Émissions et intervenants mémorables

  par Roger Fritz Rhéaume

 



 

Émissions et intervenants mémorables

 

Qu’il s’agisse de Radio Centre-Ville ou de CIBL FM, chacune de ces deux stations renferme son lot de perles radiophoniques et pour rendre véritablement justice au travail de tous ses artisans, il aurait fallu un livre complet. Nous avons néanmoins procédé au périlleux exercice de ne retenir que sept séries ou blocs d’émissions.

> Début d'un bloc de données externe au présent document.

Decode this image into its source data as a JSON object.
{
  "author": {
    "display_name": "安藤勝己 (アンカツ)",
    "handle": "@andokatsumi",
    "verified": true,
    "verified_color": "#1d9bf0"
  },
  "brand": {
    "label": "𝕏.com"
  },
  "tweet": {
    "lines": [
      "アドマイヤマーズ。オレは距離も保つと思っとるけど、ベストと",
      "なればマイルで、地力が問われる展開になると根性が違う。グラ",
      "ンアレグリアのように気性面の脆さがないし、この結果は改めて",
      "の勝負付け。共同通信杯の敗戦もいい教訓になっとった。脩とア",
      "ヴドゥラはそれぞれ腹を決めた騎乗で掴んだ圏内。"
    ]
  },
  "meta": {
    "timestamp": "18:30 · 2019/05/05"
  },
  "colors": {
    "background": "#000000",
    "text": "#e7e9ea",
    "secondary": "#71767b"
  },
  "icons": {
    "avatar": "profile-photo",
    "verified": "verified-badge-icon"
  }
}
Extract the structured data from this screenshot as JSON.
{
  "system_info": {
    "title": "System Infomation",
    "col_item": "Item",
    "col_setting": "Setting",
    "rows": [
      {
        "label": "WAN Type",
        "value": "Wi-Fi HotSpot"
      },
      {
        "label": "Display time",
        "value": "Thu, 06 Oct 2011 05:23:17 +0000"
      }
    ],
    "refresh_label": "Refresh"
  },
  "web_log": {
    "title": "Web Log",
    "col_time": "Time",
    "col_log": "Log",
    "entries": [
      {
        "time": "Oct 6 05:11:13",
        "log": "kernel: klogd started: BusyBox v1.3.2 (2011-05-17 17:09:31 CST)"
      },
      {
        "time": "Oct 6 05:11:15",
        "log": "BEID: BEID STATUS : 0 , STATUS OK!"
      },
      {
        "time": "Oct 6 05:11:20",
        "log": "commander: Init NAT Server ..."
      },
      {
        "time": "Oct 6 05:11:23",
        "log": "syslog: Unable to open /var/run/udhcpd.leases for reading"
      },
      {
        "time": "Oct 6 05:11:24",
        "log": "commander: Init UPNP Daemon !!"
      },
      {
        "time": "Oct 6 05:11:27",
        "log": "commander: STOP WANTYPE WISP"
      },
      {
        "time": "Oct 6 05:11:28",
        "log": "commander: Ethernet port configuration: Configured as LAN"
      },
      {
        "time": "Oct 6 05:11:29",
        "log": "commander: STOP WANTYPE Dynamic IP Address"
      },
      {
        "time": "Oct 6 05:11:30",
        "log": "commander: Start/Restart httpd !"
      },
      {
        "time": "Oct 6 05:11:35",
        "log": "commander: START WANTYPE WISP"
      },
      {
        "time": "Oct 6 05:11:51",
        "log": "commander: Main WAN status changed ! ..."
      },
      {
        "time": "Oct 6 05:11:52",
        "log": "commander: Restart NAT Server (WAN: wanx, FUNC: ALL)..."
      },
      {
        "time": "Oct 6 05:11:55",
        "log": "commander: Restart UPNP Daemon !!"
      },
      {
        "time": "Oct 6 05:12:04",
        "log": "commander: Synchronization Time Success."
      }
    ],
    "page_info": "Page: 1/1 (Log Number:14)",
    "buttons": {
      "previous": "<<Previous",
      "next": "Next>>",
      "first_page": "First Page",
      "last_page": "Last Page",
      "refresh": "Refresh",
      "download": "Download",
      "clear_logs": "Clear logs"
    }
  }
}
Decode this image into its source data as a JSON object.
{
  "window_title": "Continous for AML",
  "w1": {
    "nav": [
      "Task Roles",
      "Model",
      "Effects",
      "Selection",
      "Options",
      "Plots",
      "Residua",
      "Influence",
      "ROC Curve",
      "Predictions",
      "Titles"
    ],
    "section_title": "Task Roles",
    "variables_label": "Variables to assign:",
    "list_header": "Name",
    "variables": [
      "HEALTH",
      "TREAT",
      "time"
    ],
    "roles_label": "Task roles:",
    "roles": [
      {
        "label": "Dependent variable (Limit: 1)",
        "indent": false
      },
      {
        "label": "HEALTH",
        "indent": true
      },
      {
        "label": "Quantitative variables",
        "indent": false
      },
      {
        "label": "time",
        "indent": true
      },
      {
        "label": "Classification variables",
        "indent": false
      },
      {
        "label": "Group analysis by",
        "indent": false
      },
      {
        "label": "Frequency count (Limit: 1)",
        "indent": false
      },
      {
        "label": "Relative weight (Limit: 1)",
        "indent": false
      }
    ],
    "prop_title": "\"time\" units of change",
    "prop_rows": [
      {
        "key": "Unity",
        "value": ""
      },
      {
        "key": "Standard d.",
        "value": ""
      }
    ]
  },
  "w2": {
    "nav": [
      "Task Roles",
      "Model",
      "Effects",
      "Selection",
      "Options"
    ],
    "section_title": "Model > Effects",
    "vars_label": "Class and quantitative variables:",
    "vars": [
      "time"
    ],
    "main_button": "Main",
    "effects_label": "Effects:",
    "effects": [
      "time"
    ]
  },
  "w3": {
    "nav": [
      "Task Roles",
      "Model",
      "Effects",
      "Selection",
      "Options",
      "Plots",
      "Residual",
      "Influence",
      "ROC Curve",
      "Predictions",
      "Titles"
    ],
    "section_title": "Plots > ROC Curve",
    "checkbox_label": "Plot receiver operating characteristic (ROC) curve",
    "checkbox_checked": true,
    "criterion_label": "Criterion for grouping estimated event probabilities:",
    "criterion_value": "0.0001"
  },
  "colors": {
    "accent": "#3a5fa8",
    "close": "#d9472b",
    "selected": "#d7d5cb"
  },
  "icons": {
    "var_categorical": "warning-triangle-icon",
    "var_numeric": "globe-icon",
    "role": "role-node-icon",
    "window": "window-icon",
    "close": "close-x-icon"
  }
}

Trois sont ou furent produites par CINQ FM, trois par CIBL FM et enfin, une dernière qui est diffusée sur les ondes des deux radios. Toutes ces créations ont suscité un impact tel que l’on peut affirmer sans hésiter qu’elles ont marqué, chacune à leur façon, l’histoire des radios communautaires.

 

Vous remarquerez sans doute que nous avons fait un choix d’émissions à caractère culturel, à l’exception d’une seule. Non pas que les émissions à caractère sociocommunautaire étaient de mauvaise qualité mais leur format, le plus souvent de type magazine, fait en sorte que le contenu change constamment et qu’ainsi il est difficile de discriminer une émission en particulier. Pour l’auditoire, l’intérêt de telles émissions pouvait varier d’une diffusion à l’autre, alors que pour certaines émissions à caractère culturel, un fan-club pouvait plus facilement se créer. Ce fut le cas des émissions dont il est question dans ce texte.

 

 

« La Ligue nationale d’improvisation » (Radio Centre-Ville)

 

Au tournant des années 1980, Radio Centre-Ville diffusait en direct du Vieux-Montréal, les matches que se livraient les équipes montréalaises de l’époque. L’expérience a duré près de quatre ans. Benoit Fauteux, acteur de la scène culturelle alternative de Montréal, était aux commandes de l’émission. Les conditions de diffusion étaient, de son propre aveu, quelque peu artisanales :

 

« Kevin Cohalan, l’un des pionniers de la station, m’avait fabriqué un wok en forme de bol et un micro que l’on plaçait au-dessus de la tête des comédiens, soit au-dessus de la patinoire. On s’était construit une toute petite cabane dans les estrades. C’est là qu’un comédien faisait la description et réalisait des entrevues avec les joueurs entre chaque manche. On avait également installé un grand câble pour capter des entrevues sur la piste. J’assumais la réalisation de l’émission et il m’est arrivé de présenter le début de l’émission, un peu comme le faisait jadis Jean-Maurice Bailly à La Soirée du Hockey. »

 

La diffusion de l’émission a commencé quelques années après le début de la création de la Ligue nationale d’improvisation (LNI). À l’époque, le médium radio se prêtait bien à l’expérience, mieux que la télévision puisque l’on n’était pas obligé de couper, de monter ou de réduire le temps. Les organisateurs de la LNI ne voulaient pas se prêter à ce genre de contrôle.

 

La LNI était issue en partie du Grand Cirque Ordinaire puisque environ la moitié de ses comédiens avaient joint ses rangs. Depuis le début, un débat persistait au sein du Grand Cirque, alors considérée comme LA troupe de théâtre improvisé au Québec. Certains anciens du Grand Cirque mettaient en cause la pertinence de la LNI. Ainsi, au cours des émissions, des invités venaient débattre de cette problématique en ondes, tout en commentant les performances des comédiens.

 

Un autre sujet qui suscitait de l’intérêt était l’espace dévolu aux femmes dans les improvisations. Des comédiennes, tout comme certaines spectatrices, estimaient que les boys prenaient trop de place. Comme le dit Benoit Fauteux : « Nous vivions donc le féminisme dans un contexte complètement nouveau, celui de l’improvisation. » Il est vrai qu’en général les femmes ne s’affrontaient pas de façon aussi rude que leurs collègues masculins.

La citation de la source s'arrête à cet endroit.